Airbus Defence and Space

Observation de la Terre : garder un œil sur le monde

Grâce à leur vue imprenable sur notre planète, les satellites d’observation offrent une perspective incomparable pour mieux comprendre, gérer et protéger notre précieux environnement.

Ils fournissent un aperçu instantané de la surface du globe : une simple image prise par un satellite météorologique géostationnaire, avec une couverture allant jusqu’à 200 millions de km², peut représenter près de la moitié de notre planète. Ils peuvent ainsi scruter ses moindres recoins, que ce soit au profit d’une évaluation globale ou d’une représentation détaillée de régions spécifiques. Grâce à la rapidité et à la fréquence de leur capacité de revisite, ils permettent de suivre l’évolution de certains phénomènes, qu’ils soient naturels ou causés par l’homme.

Au moment de leur lancement à bord d’Ariane 4, les deux satellites-radar ERS (European Remote Sensing) fabriqués par Airbus Defence and Space (à l’époque Matra Marconi Space) sont les satellites d’observation de la Terre les plus sophistiqués jamais mis au point et lancés par l’Europe. ERS-1 est lancé en 1991 (vol 44), suivi quatre ans plus tard par ERS-2 (vol 72). Ces satellites ultra-performants de l’ESA recueillent une foule d’informations précieuses sur les terres émergées, les océans et les calottes polaires de notre planète, et sont réquisitionnés pour la surveillance des catastrophes naturelles, comme les violentes inondations ou les tremblements de terre dans des zones reculées du monde.


L’une des nombreuses images stupéfiantes transmises par Envisat. Cette vue des Iles Galápagos a été obtenue en superposant trois acquisitions ASAR (radar à ouverture synthétique avancée) prises au-dessus de la même région entre 2006 et 2009 (© ESA).

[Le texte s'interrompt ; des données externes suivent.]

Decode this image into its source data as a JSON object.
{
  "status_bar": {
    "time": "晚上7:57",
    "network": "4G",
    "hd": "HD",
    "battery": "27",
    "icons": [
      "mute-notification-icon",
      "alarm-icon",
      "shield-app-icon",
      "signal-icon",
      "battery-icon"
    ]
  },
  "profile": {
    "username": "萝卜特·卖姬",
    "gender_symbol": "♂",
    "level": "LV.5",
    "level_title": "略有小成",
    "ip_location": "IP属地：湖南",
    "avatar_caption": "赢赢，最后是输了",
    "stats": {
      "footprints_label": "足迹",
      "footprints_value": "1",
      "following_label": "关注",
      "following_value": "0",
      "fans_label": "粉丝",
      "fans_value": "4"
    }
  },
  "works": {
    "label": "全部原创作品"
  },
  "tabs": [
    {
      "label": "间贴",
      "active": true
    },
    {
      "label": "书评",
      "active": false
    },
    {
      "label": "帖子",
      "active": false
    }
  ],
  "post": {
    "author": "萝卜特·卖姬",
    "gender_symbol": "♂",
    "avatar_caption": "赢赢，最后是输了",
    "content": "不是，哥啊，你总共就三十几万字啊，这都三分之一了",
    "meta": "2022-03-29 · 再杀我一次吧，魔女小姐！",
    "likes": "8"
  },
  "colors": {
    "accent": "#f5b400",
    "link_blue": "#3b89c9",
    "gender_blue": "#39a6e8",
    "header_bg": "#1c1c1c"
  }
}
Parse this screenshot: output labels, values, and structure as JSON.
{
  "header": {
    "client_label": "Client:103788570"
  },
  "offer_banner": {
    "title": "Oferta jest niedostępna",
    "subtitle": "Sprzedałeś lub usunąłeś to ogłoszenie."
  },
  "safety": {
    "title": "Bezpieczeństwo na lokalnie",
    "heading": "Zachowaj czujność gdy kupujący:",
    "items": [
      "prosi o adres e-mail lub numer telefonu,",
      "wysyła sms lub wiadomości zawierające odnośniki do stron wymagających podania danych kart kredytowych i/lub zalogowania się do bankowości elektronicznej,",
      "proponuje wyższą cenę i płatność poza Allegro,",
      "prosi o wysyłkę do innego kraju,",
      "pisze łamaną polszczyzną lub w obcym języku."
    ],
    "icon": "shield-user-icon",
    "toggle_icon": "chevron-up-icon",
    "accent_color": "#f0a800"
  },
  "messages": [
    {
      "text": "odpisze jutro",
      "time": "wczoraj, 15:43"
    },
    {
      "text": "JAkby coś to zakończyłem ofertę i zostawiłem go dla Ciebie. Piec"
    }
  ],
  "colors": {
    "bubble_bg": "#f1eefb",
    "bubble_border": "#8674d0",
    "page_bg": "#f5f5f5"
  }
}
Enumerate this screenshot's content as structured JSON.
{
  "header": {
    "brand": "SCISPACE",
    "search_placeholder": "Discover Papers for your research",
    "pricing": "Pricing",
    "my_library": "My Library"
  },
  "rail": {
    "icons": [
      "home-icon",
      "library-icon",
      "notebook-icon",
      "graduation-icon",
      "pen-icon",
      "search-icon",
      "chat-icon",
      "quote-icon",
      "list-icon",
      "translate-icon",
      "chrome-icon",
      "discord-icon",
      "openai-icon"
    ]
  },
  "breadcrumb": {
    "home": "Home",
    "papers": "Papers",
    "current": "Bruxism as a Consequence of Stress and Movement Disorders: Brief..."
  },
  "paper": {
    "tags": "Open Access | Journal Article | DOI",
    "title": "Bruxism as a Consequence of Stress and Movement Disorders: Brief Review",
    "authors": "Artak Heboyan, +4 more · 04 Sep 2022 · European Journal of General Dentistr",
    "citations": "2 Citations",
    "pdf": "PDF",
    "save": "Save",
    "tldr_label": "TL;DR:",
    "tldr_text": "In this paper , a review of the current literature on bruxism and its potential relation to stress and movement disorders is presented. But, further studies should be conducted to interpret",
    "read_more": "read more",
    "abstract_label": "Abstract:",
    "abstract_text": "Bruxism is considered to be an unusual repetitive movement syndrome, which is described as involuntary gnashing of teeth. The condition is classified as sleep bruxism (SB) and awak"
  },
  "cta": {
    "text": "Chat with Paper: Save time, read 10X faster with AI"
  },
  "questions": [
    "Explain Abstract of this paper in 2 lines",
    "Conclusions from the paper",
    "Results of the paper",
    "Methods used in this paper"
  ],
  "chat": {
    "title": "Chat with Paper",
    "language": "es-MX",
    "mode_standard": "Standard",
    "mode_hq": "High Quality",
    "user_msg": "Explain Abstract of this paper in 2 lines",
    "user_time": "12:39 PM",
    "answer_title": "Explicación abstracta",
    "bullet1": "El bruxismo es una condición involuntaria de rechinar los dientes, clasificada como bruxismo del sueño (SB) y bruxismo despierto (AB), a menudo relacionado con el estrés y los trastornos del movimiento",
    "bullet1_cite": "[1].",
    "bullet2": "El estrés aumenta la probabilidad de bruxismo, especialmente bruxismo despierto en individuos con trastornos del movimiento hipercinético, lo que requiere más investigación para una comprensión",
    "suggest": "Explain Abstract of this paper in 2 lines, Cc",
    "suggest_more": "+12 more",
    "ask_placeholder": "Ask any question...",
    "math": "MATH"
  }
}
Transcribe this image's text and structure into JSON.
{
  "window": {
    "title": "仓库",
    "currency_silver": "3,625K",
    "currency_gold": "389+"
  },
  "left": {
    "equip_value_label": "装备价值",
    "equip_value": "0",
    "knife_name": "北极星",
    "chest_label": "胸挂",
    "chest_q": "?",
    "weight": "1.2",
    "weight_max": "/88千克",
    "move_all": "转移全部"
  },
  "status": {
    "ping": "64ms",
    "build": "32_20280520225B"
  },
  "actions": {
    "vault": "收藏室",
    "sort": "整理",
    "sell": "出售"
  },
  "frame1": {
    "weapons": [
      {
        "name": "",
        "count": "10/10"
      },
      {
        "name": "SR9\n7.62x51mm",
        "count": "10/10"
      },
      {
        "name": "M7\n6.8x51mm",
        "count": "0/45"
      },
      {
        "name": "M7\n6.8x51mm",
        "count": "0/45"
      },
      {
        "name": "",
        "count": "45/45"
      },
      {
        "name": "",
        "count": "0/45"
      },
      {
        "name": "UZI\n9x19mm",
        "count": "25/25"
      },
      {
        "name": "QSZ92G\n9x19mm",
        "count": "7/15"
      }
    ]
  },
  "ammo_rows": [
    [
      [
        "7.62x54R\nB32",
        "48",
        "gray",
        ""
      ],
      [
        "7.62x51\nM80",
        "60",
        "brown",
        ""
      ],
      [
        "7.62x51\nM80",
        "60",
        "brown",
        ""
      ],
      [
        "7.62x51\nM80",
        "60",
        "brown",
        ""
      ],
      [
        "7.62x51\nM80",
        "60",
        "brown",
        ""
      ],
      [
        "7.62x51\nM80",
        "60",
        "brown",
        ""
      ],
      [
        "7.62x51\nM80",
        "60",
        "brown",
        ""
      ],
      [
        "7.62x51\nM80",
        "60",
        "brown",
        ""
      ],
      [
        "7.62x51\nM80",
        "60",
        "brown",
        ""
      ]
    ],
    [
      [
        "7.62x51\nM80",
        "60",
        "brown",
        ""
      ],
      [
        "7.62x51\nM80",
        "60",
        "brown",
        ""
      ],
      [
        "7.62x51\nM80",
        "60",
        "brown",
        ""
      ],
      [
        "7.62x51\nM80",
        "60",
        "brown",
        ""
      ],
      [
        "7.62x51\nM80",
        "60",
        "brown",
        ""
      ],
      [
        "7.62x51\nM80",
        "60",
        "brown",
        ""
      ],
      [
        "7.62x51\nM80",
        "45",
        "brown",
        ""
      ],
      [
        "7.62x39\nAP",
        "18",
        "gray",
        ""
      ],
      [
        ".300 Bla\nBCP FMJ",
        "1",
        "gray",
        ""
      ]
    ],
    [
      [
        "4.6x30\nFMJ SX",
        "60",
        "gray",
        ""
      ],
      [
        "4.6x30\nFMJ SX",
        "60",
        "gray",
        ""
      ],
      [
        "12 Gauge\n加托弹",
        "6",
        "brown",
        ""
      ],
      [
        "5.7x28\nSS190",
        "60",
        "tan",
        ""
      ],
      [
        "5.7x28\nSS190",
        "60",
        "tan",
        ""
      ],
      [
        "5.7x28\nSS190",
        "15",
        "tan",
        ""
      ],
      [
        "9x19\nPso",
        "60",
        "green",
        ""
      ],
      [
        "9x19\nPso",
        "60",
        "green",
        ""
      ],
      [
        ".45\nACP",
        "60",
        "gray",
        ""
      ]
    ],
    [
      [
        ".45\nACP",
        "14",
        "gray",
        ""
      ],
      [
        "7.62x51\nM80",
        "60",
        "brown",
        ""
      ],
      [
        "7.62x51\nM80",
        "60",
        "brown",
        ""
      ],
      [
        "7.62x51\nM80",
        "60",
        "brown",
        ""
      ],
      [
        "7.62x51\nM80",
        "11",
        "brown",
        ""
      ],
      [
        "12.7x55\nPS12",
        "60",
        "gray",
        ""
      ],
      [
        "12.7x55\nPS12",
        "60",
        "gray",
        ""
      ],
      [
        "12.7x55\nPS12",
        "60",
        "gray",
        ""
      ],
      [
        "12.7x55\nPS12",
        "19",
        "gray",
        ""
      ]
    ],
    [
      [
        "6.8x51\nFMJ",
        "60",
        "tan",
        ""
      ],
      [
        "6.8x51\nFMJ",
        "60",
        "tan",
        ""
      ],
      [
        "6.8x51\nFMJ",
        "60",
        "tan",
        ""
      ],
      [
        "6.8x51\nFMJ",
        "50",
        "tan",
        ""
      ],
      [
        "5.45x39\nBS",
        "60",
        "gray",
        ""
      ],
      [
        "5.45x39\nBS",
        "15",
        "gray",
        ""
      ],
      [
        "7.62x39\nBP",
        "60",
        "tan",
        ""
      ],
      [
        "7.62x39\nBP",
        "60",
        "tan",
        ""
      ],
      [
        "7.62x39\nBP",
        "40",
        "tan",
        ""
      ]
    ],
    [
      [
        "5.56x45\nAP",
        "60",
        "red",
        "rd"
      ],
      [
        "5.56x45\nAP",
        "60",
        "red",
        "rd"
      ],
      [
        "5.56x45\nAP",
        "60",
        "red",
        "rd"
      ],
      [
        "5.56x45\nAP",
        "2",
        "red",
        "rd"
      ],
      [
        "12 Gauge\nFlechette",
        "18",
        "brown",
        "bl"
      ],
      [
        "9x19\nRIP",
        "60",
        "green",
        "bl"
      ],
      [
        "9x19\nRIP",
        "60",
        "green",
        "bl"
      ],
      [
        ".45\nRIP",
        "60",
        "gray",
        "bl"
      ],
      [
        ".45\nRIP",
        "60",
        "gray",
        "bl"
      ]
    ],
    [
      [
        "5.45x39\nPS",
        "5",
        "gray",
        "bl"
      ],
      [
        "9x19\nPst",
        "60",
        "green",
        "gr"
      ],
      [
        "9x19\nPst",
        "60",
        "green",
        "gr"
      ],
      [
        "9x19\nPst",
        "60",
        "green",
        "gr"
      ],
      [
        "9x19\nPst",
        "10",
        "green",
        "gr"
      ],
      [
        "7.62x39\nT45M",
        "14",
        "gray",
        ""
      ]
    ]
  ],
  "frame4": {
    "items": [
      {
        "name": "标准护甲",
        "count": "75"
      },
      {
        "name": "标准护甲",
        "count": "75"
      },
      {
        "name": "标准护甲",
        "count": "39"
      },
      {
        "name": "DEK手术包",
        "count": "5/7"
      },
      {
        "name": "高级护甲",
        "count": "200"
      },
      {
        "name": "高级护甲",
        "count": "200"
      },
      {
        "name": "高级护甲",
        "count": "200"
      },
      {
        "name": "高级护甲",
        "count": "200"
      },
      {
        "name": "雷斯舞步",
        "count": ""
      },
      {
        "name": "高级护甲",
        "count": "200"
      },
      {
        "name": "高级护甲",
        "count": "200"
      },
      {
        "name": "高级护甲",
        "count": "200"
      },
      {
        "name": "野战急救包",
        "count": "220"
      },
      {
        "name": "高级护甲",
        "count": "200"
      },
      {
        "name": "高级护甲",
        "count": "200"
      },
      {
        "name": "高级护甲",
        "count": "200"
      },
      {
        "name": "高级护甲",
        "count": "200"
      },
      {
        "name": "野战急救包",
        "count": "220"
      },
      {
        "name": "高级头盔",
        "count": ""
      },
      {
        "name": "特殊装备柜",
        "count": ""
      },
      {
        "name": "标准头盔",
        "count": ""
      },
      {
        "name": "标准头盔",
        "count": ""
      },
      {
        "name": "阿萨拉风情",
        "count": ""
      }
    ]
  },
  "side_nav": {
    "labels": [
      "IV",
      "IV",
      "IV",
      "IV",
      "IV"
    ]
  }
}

L’une des nombreuses images stupéfiantes transmises par Envisat. Cette vue des Iles Galápagos a été obtenue en superposant trois acquisitions ASAR (radar à ouverture synthétique avancée) prises au-dessus de la même région entre 2006 et 2009. © ESA

ERS-1 et ERS-2 ont ouvert la voie à de nouvelles missions d’interférométrie, comme Envisat, lancé en février 2002 (vol 145), une mission héliosynchrone d’Ariane 5. Ce satellite d’observation de la Terre, le plus gros et le plus complexe jamais fabriqué en Europe, en l’occurrence sous la maîtrise d’œuvre d’Airbus Defence and Space, emporte une dizaine d’instruments destinés à permettre à la communauté scientifique de mieux comprendre les effets du réchauffement planétaire, le phénomène El Niño, les mutations climatiques et l’appauvrissement de la couche d’ozone, ainsi que les variations du niveau des océans, les calottes polaires, la végétation et la composition de l’atmosphère. Le développement et la fabrication de ce satellite de 8 200 kg ont nécessité plus de dix ans de travail, impliquant une centaine d’entreprises dans 14 pays. Envisat permet de constituer une galerie phénoménale d’images, dont l’une des plus spectaculaires, saisie juste après sa mise en service, est celle de l’effondrement de la plate-forme glaciaire Larsen B d'une épaisseur de 220 m de la péninsule Antarctique.

Ariane a aussi lancé les cinq satellites d’observation optiques Spot, tous développés et fabriqués par Airbus Defence and Space et les sociétés qui l’ont précédé, et exploités par sa filiale Spot Image, référence mondiale en matière de services de géo-information. Le succès de la série Spot remonte à ses débuts : Spot 1, lancé en 1986 (vol 15, la dernière mission d’Ariane 1) pour une durée d’exploitation initiale de trois ans, poursuit en définitive ses activités pendant 18 ans, fournissant près de trois millions d’images avant d’être consciencieusement désorbité et désintégré dans un souci de meilleur respect de l’environnement spatial.

En 1995 (vol 75), lorsqu’Ariane 4 lance le satellite de reconnaissance militaire Helios I, dont la maîtrise d’œuvre est assurée par Airbus Defence and Space (à l’époque Matra Marconi), c’est non seulement l’aptitude de l’Europe à recueillir des données d’observation spatiale militaire qui est brillamment illustrée, mais également la nouvelle dimension de la sécurité européenne, dans la mesure où le programme Helios est le premier exemple d’une véritable collaboration entre plusieurs nations européennes autour d’un système spatial à vocation militaire.